Sebab-sebab Bertambahnya Iman

Pertama: Belajar ilmu yang bermanfaat yang bersumber dari al-Qur`aan dan as Sunnah. Hal ini menjadi sebab pertambahan iman yang terpenting dan bermanfaat karena ilmu menjadi sarana beribadah kepada Allah Ta’ala dan mewujudkan tauhid dengan benar dan pas. Pertambahan iman yang didapatkan dari ilmu bisa terjadi dari beraneka ragam sisi, di antaranya:

  1. Sisi keluarnya ahli ilmu dalam mencari ilmu
  2. Duduknya mereka dalam halaqah ilmu
  3. Mudzakarah (diskusi) di antara mereka dalam masalah ilmu
  4. Penambahan pengetahuan terhadap Allah dan syari’at-Nya
  5. Penerapan ilmu yang telah mereka pelajari
  6. Tambahan pahala dari orang yang belajar dari mereka

Kedua: Merenungi ayat-ayat kauniyah. Merenungi dan meneliti keadaan dan keberadaan makhluk-makhluk Allah Ta’ala yang beraneka ragam dan menakjubkan merupakan faktor pendorong yang sangat kuat untuk beriman dan mengokohkan iman.

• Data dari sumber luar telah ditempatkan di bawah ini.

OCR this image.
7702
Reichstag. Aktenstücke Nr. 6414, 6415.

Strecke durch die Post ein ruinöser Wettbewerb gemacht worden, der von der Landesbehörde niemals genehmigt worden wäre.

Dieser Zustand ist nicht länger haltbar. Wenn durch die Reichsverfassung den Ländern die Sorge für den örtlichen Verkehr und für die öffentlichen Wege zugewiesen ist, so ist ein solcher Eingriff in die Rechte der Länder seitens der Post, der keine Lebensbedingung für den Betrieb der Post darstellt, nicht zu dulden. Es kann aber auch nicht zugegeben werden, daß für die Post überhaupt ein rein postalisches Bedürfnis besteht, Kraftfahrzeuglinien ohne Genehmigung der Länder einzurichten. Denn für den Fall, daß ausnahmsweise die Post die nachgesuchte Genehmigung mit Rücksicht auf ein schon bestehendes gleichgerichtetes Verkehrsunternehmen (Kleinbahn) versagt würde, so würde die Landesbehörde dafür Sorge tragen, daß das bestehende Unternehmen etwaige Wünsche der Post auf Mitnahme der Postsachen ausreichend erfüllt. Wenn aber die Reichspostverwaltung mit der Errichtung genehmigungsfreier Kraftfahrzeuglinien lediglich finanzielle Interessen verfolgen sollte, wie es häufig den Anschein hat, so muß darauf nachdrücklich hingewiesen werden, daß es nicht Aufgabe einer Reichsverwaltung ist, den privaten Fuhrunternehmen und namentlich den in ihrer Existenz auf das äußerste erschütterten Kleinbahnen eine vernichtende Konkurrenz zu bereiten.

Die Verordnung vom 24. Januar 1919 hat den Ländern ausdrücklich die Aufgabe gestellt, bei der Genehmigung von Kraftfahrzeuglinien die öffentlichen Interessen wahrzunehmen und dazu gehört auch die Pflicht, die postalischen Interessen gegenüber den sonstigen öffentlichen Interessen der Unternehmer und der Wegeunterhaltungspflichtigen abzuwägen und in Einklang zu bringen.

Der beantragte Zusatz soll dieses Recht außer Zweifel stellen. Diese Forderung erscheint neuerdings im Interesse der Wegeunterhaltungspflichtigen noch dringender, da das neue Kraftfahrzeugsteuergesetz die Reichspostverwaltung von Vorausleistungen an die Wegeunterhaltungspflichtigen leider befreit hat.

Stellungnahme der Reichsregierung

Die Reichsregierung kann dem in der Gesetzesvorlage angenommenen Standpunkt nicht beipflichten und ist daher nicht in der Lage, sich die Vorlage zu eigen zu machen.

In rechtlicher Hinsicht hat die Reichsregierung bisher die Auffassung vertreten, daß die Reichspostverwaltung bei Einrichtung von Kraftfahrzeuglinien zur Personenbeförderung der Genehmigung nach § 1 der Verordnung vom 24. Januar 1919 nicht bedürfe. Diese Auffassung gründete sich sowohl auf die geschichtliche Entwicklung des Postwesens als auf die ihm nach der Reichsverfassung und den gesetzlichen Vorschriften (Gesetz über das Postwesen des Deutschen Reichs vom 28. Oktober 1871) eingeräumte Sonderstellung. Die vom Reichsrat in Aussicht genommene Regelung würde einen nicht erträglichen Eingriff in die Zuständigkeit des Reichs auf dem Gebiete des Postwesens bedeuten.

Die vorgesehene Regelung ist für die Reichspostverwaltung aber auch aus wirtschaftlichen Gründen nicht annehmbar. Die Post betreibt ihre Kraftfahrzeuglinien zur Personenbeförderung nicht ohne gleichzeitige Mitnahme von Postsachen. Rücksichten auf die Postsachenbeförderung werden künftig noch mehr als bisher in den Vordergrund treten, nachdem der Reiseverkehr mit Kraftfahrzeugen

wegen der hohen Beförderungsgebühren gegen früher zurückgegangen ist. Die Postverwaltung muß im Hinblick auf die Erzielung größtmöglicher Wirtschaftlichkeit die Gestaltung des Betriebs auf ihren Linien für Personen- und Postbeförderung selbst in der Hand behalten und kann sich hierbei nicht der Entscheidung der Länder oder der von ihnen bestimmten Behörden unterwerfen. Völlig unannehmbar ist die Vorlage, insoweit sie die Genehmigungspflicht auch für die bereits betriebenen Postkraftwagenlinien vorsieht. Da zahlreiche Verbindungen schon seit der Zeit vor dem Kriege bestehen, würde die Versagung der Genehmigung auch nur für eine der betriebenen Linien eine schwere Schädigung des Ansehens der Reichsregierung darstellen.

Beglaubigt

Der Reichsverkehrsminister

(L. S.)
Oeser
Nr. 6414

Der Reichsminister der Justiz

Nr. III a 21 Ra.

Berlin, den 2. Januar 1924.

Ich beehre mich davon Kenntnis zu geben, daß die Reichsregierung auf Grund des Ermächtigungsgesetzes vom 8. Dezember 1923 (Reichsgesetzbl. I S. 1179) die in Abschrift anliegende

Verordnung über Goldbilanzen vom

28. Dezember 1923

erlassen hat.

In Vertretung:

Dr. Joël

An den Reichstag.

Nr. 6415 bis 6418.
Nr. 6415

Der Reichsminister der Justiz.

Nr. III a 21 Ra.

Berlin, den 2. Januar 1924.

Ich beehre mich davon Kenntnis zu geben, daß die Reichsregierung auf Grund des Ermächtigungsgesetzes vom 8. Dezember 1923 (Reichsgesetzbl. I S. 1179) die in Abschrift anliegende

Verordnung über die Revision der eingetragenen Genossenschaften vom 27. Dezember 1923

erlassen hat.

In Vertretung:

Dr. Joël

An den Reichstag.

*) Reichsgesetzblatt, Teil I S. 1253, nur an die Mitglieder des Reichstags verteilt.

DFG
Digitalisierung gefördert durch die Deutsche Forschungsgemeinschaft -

Syeikh Abdurrahman as-Sa’di rahimahullah menyatakan, “Di antara sebab dan faktor pendorong keimanan adalah tafakur kepada alam semesta berupa penciptaan langit dan bumi serta makhluk-makhuk penghuninya dan meneliti diri manusia itu sendiri beserta sifat-sifat yang dimiliki. Ini semua adalah faktor pendorong yang kuat untuk meningkatkan iman”.[2]

Ketiga: Berusaha sungguh-sungguh melaksanakan amalan shalih dengan ikhlas, memperbanyak dan mensinambungkannya. Hal ini karena semua amalan syariat yang dilaksanakan dengan ikhlas akan menambah iman. Karena iman bertambah dengan pertambahan amalan ketaatan dan banyaknya ibadah.

Syaikh Muhammad bin Shalih al-Utsaimin rahimahullah pernah menuturkan, “Di antara sebab pertambahan iman adalah melakukan ketaatan. Sebab iman akan bertambah sesuai dengan bagusnya pelaksanaan, jenis dan banyaknya amalan. Semakin baik amalan, semakin besar penambahan iman dan bagusnya pelasanaan ada dengan sebab ikhlas dan mutaba’ah (mencontohi Nabi shallallahu ‘alaihi wa sallam). Sedangkan jenis amalan, maka yang wajib lebih utama dari yang sunnah dan sebagian amal ketaatan lebih ditekankan dan utama dari yang lainnya. Semakin utama ketaatan tersebut maka semakin besar juga penambahan imannya. Adapun banyak (kwantitas) amalan, maka akan menambah keimanan, sebab amalan termasuk bagian iman. Sehingga pasti iman bertambah dengan bertambahnya amalan.”[3]

Sebab-sebab Berkurangnya Iman

Sebab-sebab berkurangnya iman ada yang berasal dari dalam diri manusia sendiri (faktor internal) dan ada yang berasal dari luar (faktor eksternal).

Faktor internal berkurangnya iman

Pertama: Kebodohan. Ini adalah sebab terbesar berkurangnya iman, sebagaimana ilmu adalah sebab terbesar bertambahnya iman.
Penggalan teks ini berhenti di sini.